Many chaeto species are eaten by people, but I would strongly recommend against eating anything from an aquarium due to potential for microbial and toxin (e.g., heavy metal as well as organic) contamination:
http://uses.plantnet-project.org/en/Chaetomorpha_(PROSEA)
Well having just done some (very small scale) testing of caulerpa and gracilaria consumption I have say..... garshdarnit, why didn't I read this before!
Seriously, thanks
@Randy Holmes-Farley and this is a very important thought. I presume the problems are
a) we don't know what the supplements the companies put into their salt/trace elements
b) we tend to have relatively high bioloads leading to a much higher level of different microbes?
Fair enough. Few questions just for my understanding then, to either Randy or anyone else with scientific/aquaculture backgrounds (to include
@Subsea @AquaBiomics and plenty of other people I can't remember OTMH - as one can clearly see from this post my knowledge of this is 0):
1. if we used only natural seawater from a good source, I assume we would lose the toxin contamination problem? For that matter, I'd imagine that some of the big salt companes (e.g. IO) is used rather heavily in inland marine aquaculture (assuming aquaculturing any marine fish in condition where you don't use NSW is financially viable)

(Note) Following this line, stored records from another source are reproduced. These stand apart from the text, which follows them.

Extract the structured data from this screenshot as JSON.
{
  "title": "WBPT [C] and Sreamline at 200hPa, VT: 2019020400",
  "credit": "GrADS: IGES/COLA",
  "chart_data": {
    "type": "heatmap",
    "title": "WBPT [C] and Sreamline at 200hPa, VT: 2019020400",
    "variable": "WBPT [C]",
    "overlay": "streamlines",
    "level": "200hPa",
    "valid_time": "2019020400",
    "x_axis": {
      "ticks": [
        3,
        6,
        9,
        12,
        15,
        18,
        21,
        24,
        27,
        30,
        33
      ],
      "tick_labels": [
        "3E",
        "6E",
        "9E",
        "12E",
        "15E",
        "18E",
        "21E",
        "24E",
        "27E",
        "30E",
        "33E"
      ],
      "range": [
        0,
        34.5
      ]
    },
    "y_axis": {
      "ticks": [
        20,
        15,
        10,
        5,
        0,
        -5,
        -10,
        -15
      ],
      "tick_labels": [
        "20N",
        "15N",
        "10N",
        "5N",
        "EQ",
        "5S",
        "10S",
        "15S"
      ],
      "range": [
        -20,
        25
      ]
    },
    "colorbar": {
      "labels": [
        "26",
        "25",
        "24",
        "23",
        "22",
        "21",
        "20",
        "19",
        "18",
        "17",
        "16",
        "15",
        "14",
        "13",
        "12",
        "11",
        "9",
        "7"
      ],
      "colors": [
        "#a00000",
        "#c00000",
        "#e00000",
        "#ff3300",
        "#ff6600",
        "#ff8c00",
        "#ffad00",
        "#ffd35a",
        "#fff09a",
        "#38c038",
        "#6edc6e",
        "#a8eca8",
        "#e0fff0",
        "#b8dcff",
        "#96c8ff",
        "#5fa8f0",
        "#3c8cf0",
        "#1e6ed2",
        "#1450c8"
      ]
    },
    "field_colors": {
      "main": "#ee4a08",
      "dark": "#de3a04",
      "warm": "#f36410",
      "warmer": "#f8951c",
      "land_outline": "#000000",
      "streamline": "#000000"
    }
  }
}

2. I believe algae aquaculture (kelp, nori, wakame,etc.) are pretty intensely cultivated? How is microbial contamination avoided in such situations? Are they cultivated in fairly clean areas without a lot of runoff or large fish populations? And as an aside, if you had a dense salmon farm producing all kinds of wastes, then it would not be recommended to feed a wakame seaweed far based off of the salmon's waste?